Hey, folks. I'm Ed, one of the devs for Sharplike. Thought I'd come by and address a couple of things:
There seems to be some Rail issues with most of the links, but this sounds to be yet another good engine for Roguelike doings to come. Mono stuff should help audience wise, though this is the first I've ever seen with this kinda license and I'm not so familiar on the gist of it/Mozilla stylings...
Yeah, I was having trouble with Redmine. It's running off my personal Dreamhost account for now, because I'm not going to pay to host it until I'm using it for projects that actually make me money.
I've ever seen with this kinda license and I'm not so familiar on the gist of it/Mozilla stylings...
That's strange because CPAL is one of the biggest licenses out there.
It's almost identical to Creative Commons Attribution License
CPAL: http://www.opensource.org/licenses/cpal_1.0
CCAL: http://creativecommons.org/licenses/by/3.0/
Sorry, but CPAL is
not similar to CCAL. CPAL has a number of other clauses that go well beyond the Creative Commons license, including the requirement that any modifications to the code under the CPAL license be made publicly available (slightly similar to LGPL, but the boundary is at the code file level rather than the process/binary-image level). In particular, it should be noted that it is not GPL-compatible and you may not use CPAL-licensed code and GPL-licensed code in the same publicly released project. (This is not the fault of CPAL; it is because of the GPL's provisions.

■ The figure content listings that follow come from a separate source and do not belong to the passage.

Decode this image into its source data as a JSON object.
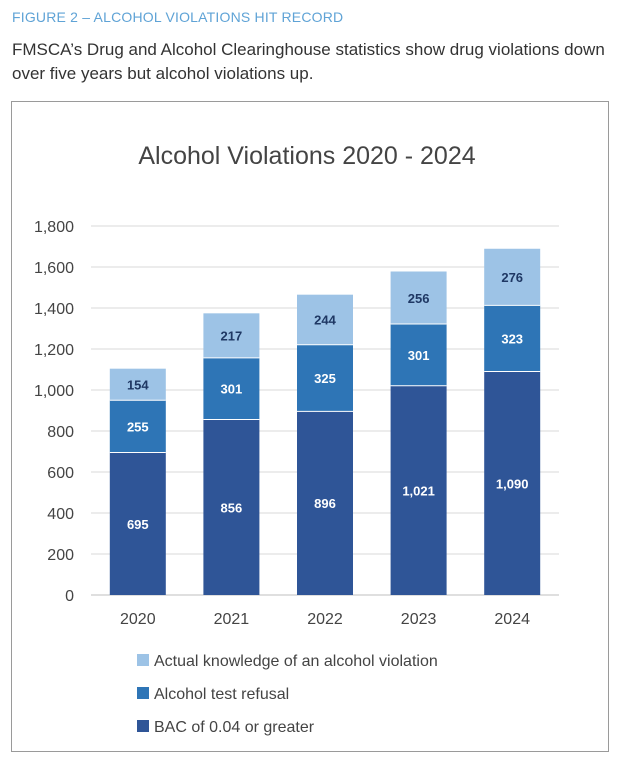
{
  "figure_label": "FIGURE 2 – ALCOHOL VIOLATIONS HIT RECORD",
  "caption": "FMSCA’s Drug and Alcohol Clearinghouse statistics show drug violations down over five years but alcohol violations up.",
  "chart_data": {
    "type": "bar",
    "stacked": true,
    "title": "Alcohol Violations 2020 - 2024",
    "categories": [
      "2020",
      "2021",
      "2022",
      "2023",
      "2024"
    ],
    "ylim": [
      0,
      1800
    ],
    "y_ticks": [
      0,
      200,
      400,
      600,
      800,
      1000,
      1200,
      1400,
      1600,
      1800
    ],
    "y_tick_labels": [
      "0",
      "200",
      "400",
      "600",
      "800",
      "1,000",
      "1,200",
      "1,400",
      "1,600",
      "1,800"
    ],
    "grid": true,
    "legend_position": "bottom",
    "series": [
      {
        "name": "BAC of 0.04 or greater",
        "values": [
          695,
          856,
          896,
          1021,
          1090
        ],
        "labels": [
          "695",
          "856",
          "896",
          "1,021",
          "1,090"
        ],
        "color": "#2f5597",
        "label_color": "#ffffff"
      },
      {
        "name": "Alcohol test refusal",
        "values": [
          255,
          301,
          325,
          301,
          323
        ],
        "labels": [
          "255",
          "301",
          "325",
          "301",
          "323"
        ],
        "color": "#2e75b6",
        "label_color": "#ffffff"
      },
      {
        "name": "Actual knowledge of an alcohol violation",
        "values": [
          154,
          217,
          244,
          256,
          276
        ],
        "labels": [
          "154",
          "217",
          "244",
          "256",
          "276"
        ],
        "color": "#9dc3e6",
        "label_color": "#1f3864"
      }
    ]
  }
}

All MPL-derived licenses are GPL-incompatible. I selected this license for the project after a good bit of thought: to me, GPL incompatibility is a feature, not a bug.)
Anyway, the main reason I swung by is because we just pushed
Sharplike 0.4.0 in a packaged format. It's pretty slick, if I do say so myself, albeit incomplete. We're going into a brief feature freeze for Sharplike 0.5, which is primarily a
documentation and demo-writing release, after which we'll be proceeding with Sharplike 0.6. While I would say that you could easily
start development of a Sharplike-powered roguelike with 0.4.0, I'd advise doing so with the foreknowledge that we'll be adding the features to really give a game a polish in 0.6. Our APIs are going to be static from here on out, however, and you'll be able to incorporate 0.6's features into a game started under 0.4 without much trouble.
I hate to toot my own horn, but honestly? Sharplike's slick, and I don't usually say that about my own projects. Managed code lets you hit the ground running, and Sharplike provides some seriously powerful tools to get going. You can have the core of a game up and running in an hour or so. I recommend that anyone looking for a trivially cross-platform engine give it a look and tell us what you think, and what features we could add to benefit your projects.